3. Materialisme menyatakan bahwa fungsi dan kapasitas mental manusia bisa disederhanakan menjadi satu penjelasan material. Namun, penemuan tentang kerumitan otak menunjukkan keberadaan pelbagai fungsi mental yang tidak mempunyai bagian terkait di dalam otak, dan telah terbukti bahwa mentalitas manusia ada di luar jangkauan materi, dan dimiliki oleh "ruh".
4. Materialisme berpendapat bahwa makhluk-makhluk hidup tidak diciptakan, tetapi seperti yang dinyatakan teori evolusi Darwin, muncul dengan sendirinya. Klaim ini sudah dibantah dengan penemuan ilmiah pada abad ke-20, dan sekarang dipahami bahwa terdapat "rancangan" yang tidak terbantahkan pada makhluk hidup, mengarahkan pada fakta bahwa Allah telah menciptakan semua kehidupan.

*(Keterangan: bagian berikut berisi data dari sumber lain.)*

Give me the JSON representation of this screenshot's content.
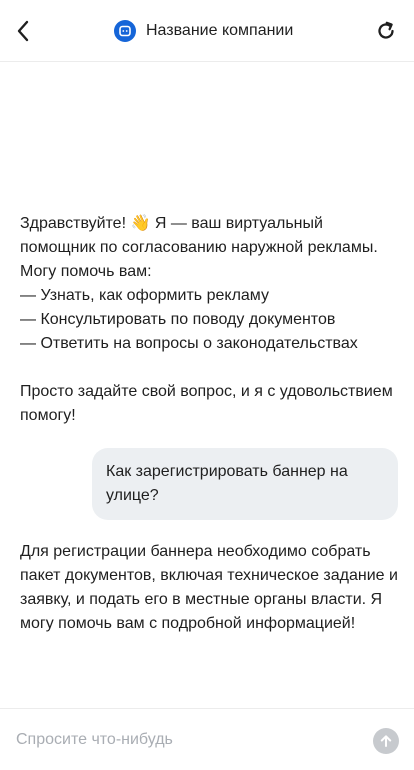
{
  "header": {
    "company_name": "Название компании",
    "back_icon": "chevron-left-icon",
    "logo_icon": "chat-bot-logo-icon",
    "refresh_icon": "refresh-icon",
    "brand_color": "#1565d8"
  },
  "messages": {
    "bot_greeting": "Здравствуйте! 👋 Я — ваш виртуальный помощник по согласованию наружной рекламы. Могу помочь вам:\n— Узнать, как оформить рекламу\n— Консультировать по поводу документов\n— Ответить на вопросы о законодательствах\n\nПросто задайте свой вопрос, и я с удовольствием помогу!",
    "user_question": "Как зарегистрировать баннер на улице?",
    "bot_answer": "Для регистрации баннера необходимо собрать пакет документов, включая техническое задание и заявку, и подать его в местные органы власти. Я могу помочь вам с подробной информацией!"
  },
  "input": {
    "placeholder": "Спросите что-нибудь",
    "value": "",
    "send_icon": "arrow-up-icon"
  }
}
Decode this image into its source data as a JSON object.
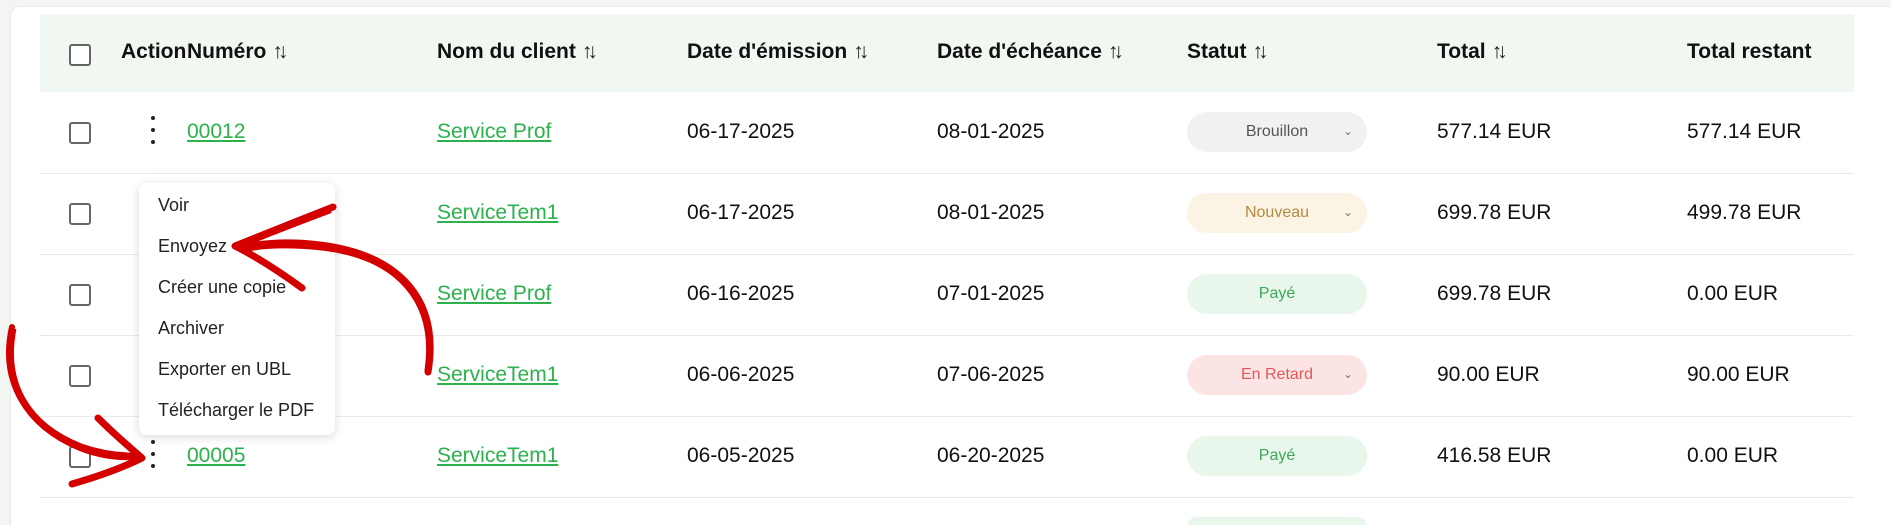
{
  "table": {
    "headers": {
      "select_all": "",
      "action": "Action",
      "numero": "Numéro",
      "client": "Nom du client",
      "emission": "Date d'émission",
      "echeance": "Date d'échéance",
      "statut": "Statut",
      "total": "Total",
      "restant": "Total restant"
    },
    "sort_glyph": "↑↓",
    "rows": [
      {
        "numero": "00012",
        "client": "Service Prof",
        "emission": "06-17-2025",
        "echeance": "08-01-2025",
        "statut": "Brouillon",
        "total": "577.14 EUR",
        "restant": "577.14 EUR"
      },
      {
        "numero": "",
        "client": "ServiceTem1",
        "emission": "06-17-2025",
        "echeance": "08-01-2025",
        "statut": "Nouveau",
        "total": "699.78 EUR",
        "restant": "499.78 EUR"
      },
      {
        "numero": "",
        "client": "Service Prof",
        "emission": "06-16-2025",
        "echeance": "07-01-2025",
        "statut": "Payé",
        "total": "699.78 EUR",
        "restant": "0.00 EUR"
      },
      {
        "numero": "",
        "client": "ServiceTem1",
        "emission": "06-06-2025",
        "echeance": "07-06-2025",
        "statut": "En Retard",
        "total": "90.00 EUR",
        "restant": "90.00 EUR"
      },
      {
        "numero": "00005",
        "client": "ServiceTem1",
        "emission": "06-05-2025",
        "echeance": "06-20-2025",
        "statut": "Payé",
        "total": "416.58 EUR",
        "restant": "0.00 EUR"
      }
    ]
  },
  "action_menu": {
    "items": [
      "Voir",
      "Envoyez",
      "Créer une copie",
      "Archiver",
      "Exporter en UBL",
      "Télécharger le PDF"
    ]
  },
  "icons": {
    "sort": "sort-arrows-icon",
    "kebab": "kebab-menu-icon",
    "chevron": "chevron-down-icon",
    "annotation_arrow": "red-hand-drawn-arrow"
  },
  "colors": {
    "link": "#2bb24c",
    "header_bg": "#f1f8f2",
    "annotation": "#d40000"
  }
}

Jika sebuah ideologi mengaku rasional, tetapi pengakuannya tidak bertahan pada pengujian akal sehat atau sains dan lebih jauh, jika fakta-fakta tidak membuktikan keabsahnnya, maka pendapat-pendapat ideologi itu harus ditolak. Mereka yang sudah mengadopsi ideologi ini semestinya melakukan penyelidikan rasional, sehinggga menemukan ketidakabsahannya dan meninggalkannya. Jika kaum komunis adalah orang-orang yang menggunakan akal sehat, logika dan pengetahuan umum alih-alih hidup dalam dunia mimpi romantik, maka komunisme sudah didiskreditkan ratusan kali saat ini.
Karena komunisme berbasiskan pada romantisisme, mereka yang masih setia mendukungnya dapat melakukan itu tetapi bertentangan dengan akal sehat dan sains, dan bisa mempertahankannya hanya dengan menutup mata terhadap kenyataan bahwa komunisme tidak berlaku sebagai ideologi. Ketika diketahui bahwa prediksi dasar Marxisme tidak terwujud, seharusnya ia sudah dipinggirkan segera. Namun, ternyata tidak demikian. Gerakan-gerakan revolusioner telah menjalar ke seluruh dunia, mencoba merealisasikan mimpi-mimpi Marxis melalui revolusi, perang saudara, perjuangan gerilya, dan serangan teror.
Uni Soviet dan semua negara Blok Timur runtuh, Cina Merah sudah mengadopsi sistem ekonomi kapitalis. Tetapi, komunisme masih belum ditinggalkan. Bahkan saat ini, organisasi-organisasi komunis di seluruh dunia melanjutkan aktivitas mereka. Sekalipun mereka tentunya menyadari bahwa "revolusi" yang di-gembar-gemborkan itu hanya sebuah fantasi, mereka terus menumpahkan darah, hanya sebagai upaya agar mereka tidak perlu meninggalkan komunisme. Mereka dengan tak terkendali membakar diri dan teman-teman mereka, sambil menyanyikan lagu-lagu mars komunis, dan tetap berpegang pada ideologi kuno mereka dengan romantis, membuta dan keras kepala.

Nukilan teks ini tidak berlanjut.